Sal looked around them. ‘This is very different, Liam.’

Liam hadn’t even bothered to take the new reality in yet — his mind was still on the infinite possibilities he’d glimpsed in the time wave. He turned round to look where Bob and the van and the guard hut had been only moments ago.

They were in a large rolling field. The woodland behind them was gone. Fifty yards away, he was relieved to see Bob standing perfectly still, nonchalantly studying the new world around them, and then, a moment later, the tousled brush hair of Lincoln’s head emerging from the stalks as he began to sit up.

‘Come on,’ said Liam. They wandered over towards Bob and Lincoln. Lincoln was on his feet now. He saw Liam approaching.

‘That … that storm? That hurricane we … we …’

‘Aye.’ Liam nodded. ‘That’s the sort of thing you get when you remove something from history that shouldn’t be removed.’

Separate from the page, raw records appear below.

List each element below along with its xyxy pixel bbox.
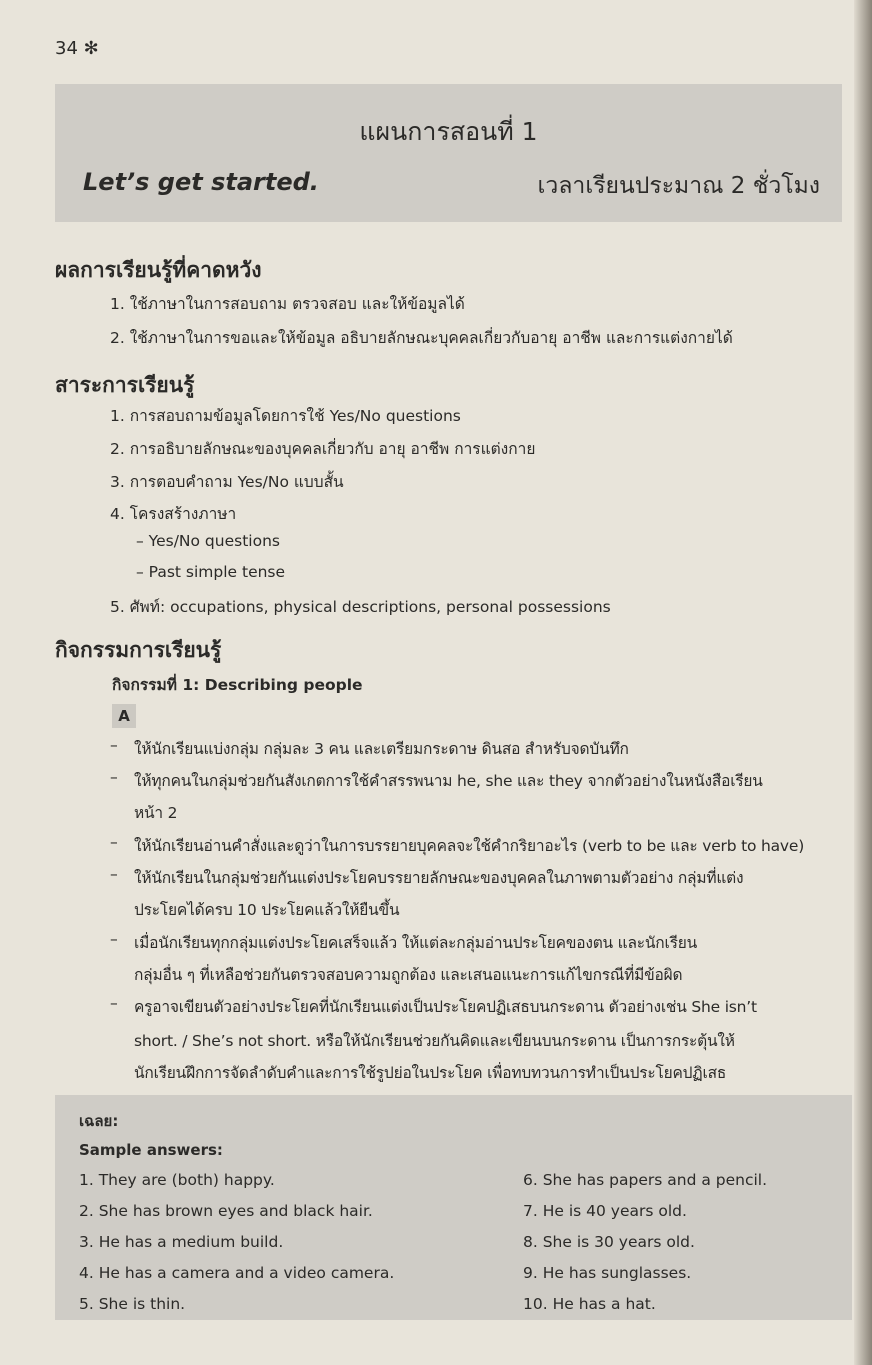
answer-item: 1. They are (both) happy. bbox=[79, 1171, 275, 1189]
bullet-dash: – bbox=[110, 833, 118, 851]
bullet-text: เมื่อนักเรียนทุกกลุ่มแต่งประโยคเสร็จแล้ว ให้แต่ละกลุ่มอ่านประโยคของตน และนักเรียน bbox=[134, 934, 697, 952]
answer-item: 7. He is 40 years old. bbox=[523, 1202, 687, 1220]
answer-box bbox=[55, 1095, 852, 1320]
bullet-dash: – bbox=[110, 930, 118, 948]
outcomes-heading: ผลการเรียนรู้ที่คาดหวัง bbox=[55, 258, 262, 282]
bullet-text: ครูอาจเขียนตัวอย่างประโยคที่นักเรียนแต่งเป็นประโยคปฏิเสธบนกระดาน ตัวอย่างเช่น She isn’t bbox=[134, 998, 757, 1016]
bullet-text: ให้นักเรียนแบ่งกลุ่ม กลุ่มละ 3 คน และเตรียมกระดาษ ดินสอ สำหรับจดบันทึก bbox=[134, 740, 629, 758]
sample-answers-title: Sample answers: bbox=[79, 1141, 223, 1159]
answer-item: 5. She is thin. bbox=[79, 1295, 186, 1313]
outcome-item: 2. ใช้ภาษาในการขอและให้ข้อมูล อธิบายลักษณะบุคคลเกี่ยวกับอายุ อาชีพ และการแต่งกายได้ bbox=[110, 329, 733, 347]
bullet-text: หน้า 2 bbox=[134, 804, 178, 822]
content-item: 3. การตอบคำถาม Yes/No แบบสั้น bbox=[110, 473, 344, 491]
answer-key-label: เฉลย: bbox=[79, 1112, 119, 1130]
bullet-dash: – bbox=[110, 865, 118, 883]
answer-item: 9. He has sunglasses. bbox=[523, 1264, 692, 1282]
bullet-text: ประโยคได้ครบ 10 ประโยคแล้วให้ยืนขึ้น bbox=[134, 901, 400, 919]
bullet-dash: – bbox=[110, 736, 118, 754]
content-item: 4. โครงสร้างภาษา bbox=[110, 505, 237, 523]
lesson-title: แผนการสอนที่ 1 bbox=[359, 117, 538, 146]
content-item: 1. การสอบถามข้อมูลโดยการใช้ Yes/No questions bbox=[110, 407, 461, 425]
page-edge-shadow bbox=[854, 0, 872, 1365]
outcome-item: 1. ใช้ภาษาในการสอบถาม ตรวจสอบ และให้ข้อมูลได้ bbox=[110, 295, 465, 313]
unit-title: Let’s get started. bbox=[83, 168, 319, 196]
answer-item: 2. She has brown eyes and black hair. bbox=[79, 1202, 373, 1220]
answer-item: 6. She has papers and a pencil. bbox=[523, 1171, 768, 1189]
lesson-duration: เวลาเรียนประมาณ 2 ชั่วโมง bbox=[537, 173, 820, 199]
activities-heading: กิจกรรมการเรียนรู้ bbox=[55, 638, 222, 662]
answer-item: 4. He has a camera and a video camera. bbox=[79, 1264, 395, 1282]
content-subitem: – Yes/No questions bbox=[136, 532, 280, 550]
answer-item: 10. He has a hat. bbox=[523, 1295, 656, 1313]
bullet-text: short. / She’s not short. หรือให้นักเรียนช่วยกันคิดและเขียนบนกระดาน เป็นการกระตุ้นให้ bbox=[134, 1032, 735, 1050]
content-item: 2. การอธิบายลักษณะของบุคคลเกี่ยวกับ อายุ อาชีพ การแต่งกาย bbox=[110, 440, 536, 458]
bullet-text: ให้ทุกคนในกลุ่มช่วยกันสังเกตการใช้คำสรรพนาม he, she และ they จากตัวอย่างในหนังสือเรียน bbox=[134, 772, 763, 790]
bullet-dash: – bbox=[110, 994, 118, 1012]
bullet-text: นักเรียนฝึกการจัดลำดับคำและการใช้รูปย่อในประโยค เพื่อทบทวนการทำเป็นประโยคปฏิเสธ bbox=[134, 1064, 727, 1082]
bullet-dash: – bbox=[110, 768, 118, 786]
answer-item: 8. She is 30 years old. bbox=[523, 1233, 695, 1251]
activity-title: กิจกรรมที่ 1: Describing people bbox=[112, 676, 363, 694]
page-number: 34 ✻ bbox=[55, 38, 99, 59]
content-heading: สาระการเรียนรู้ bbox=[55, 373, 195, 397]
bullet-text: กลุ่มอื่น ๆ ที่เหลือช่วยกันตรวจสอบความถูกต้อง และเสนอแนะการแก้ไขกรณีที่มีข้อผิด bbox=[134, 966, 683, 984]
lesson-header bbox=[55, 84, 842, 222]
content-item: 5. ศัพท์: occupations, physical descriptions, personal possessions bbox=[110, 598, 611, 616]
answer-item: 3. He has a medium build. bbox=[79, 1233, 284, 1251]
bullet-text: ให้นักเรียนในกลุ่มช่วยกันแต่งประโยคบรรยายลักษณะของบุคคลในภาพตามตัวอย่าง กลุ่มที่แต่ง bbox=[134, 869, 744, 887]
section-label: A bbox=[112, 704, 136, 728]
bullet-text: ให้นักเรียนอ่านคำสั่งและดูว่าในการบรรยายบุคคลจะใช้คำกริยาอะไร (verb to be และ verb to have) bbox=[134, 837, 805, 855]
content-subitem: – Past simple tense bbox=[136, 563, 286, 581]
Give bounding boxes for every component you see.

‘You … you are talking about me, are you not?’

‘Aye.’

Lincoln looked around at the field, goggle-eyed. ‘I … Are you telling me, sir, that I make this much difference to the world?’

‘So it seems.’

‘Good God!’

‘Liam,’ said Bob quietly.

‘I cannot conceive of … of …’ Lincoln continued to bluster, ‘of … of anything I might do in my life that could so alter a world as much as this!’ He looked down at his big hands. ‘What could these do that could change a world so?’

‘Liam,’ said Bob again, his eyes on the sky.

‘Yeah,’ said Sal. ‘Liam …’ Her eyes were on the same thing as Bob’s. She patted his arm insistently as a shadow fell across the field. Liam turned round and looked up.

‘Oh …’ was all that rolled out of his mouth.